Comment faire cohabiter ses valeurs et ses obligations légales lorsque nous pensons qu’une personne est en danger et que nous sommes soumis aux règles de confidentialité ou de secret professionnel?

  • Peut-on être délié du secret professionnel pour venir en aide à une personne ?
  • Quels sont les critères à respecter ? Quel est le poids de nos valeurs dans notre prise de décision ?
  • Quelles sont les différentes façons de venir en aide à une personne vulnérable ?

Cette conférence, qui vise à aider les intervenants (membres d’un ordre professionnel ou non) dans leur prise de décision, sera suivie d’une période de questions avec les participants.

Marie-Claude Côté

Marie-Claude Côté
Directrice générale du Centre d’aide aux victimes d’actes criminels (CAVAC) de Laval

Madame Marie-Claude Côté est criminologue et directrice générale du Centre d’aide aux victimes d’actes criminels (CAVAC) de Laval. Elle a débuté sa carrière auprès des jeunes contrevenants, au Centre jeunesse de Montréal, ainsi qu’au programme de mesures alternatives du YMCA de Montréal. Mme Côté s’est toujours intéressée à la victimologie et elle est impliquée depuis plus de 20 ans au sein du Groupe A-GIR (Arrimage – Groupe d’Intervention Rapide) de Laval, un programme de prévention des homicides et des suicides dans un contexte de violence conjugale. Mme Côté siège également sur le Comité d’examen des décès liés à la violence conjugale, chapeauté par le Bureau du coroner du Québec, depuis janvier 2018.
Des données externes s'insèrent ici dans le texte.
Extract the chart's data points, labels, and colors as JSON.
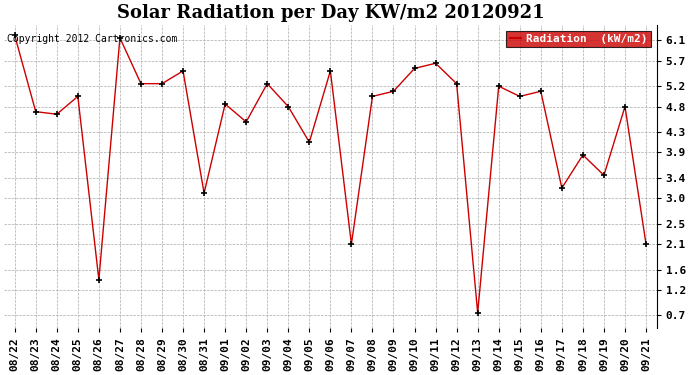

Résumé de la présentation de Marie-Claude Côté:

Les intervenants membres d’ordres professionnels, notamment les criminologues, sont tenus par le secret professionnel, qu’ils oeuvrent au privé, dans un milieu communautaire ou encore, dans un réseau public. Dans certaines situations, ils doivent avoir accès aux informations d’autres professionnels dans le but de prévenir des homicides. L’expérience du groupe A-GIR (Arrimage-groupe d’intervention rapide) de Laval met en lumière ce programme d’intervention rapide, pour les dossiers à haut risque d’homicide ou de suicide en contexte de violence conjugale.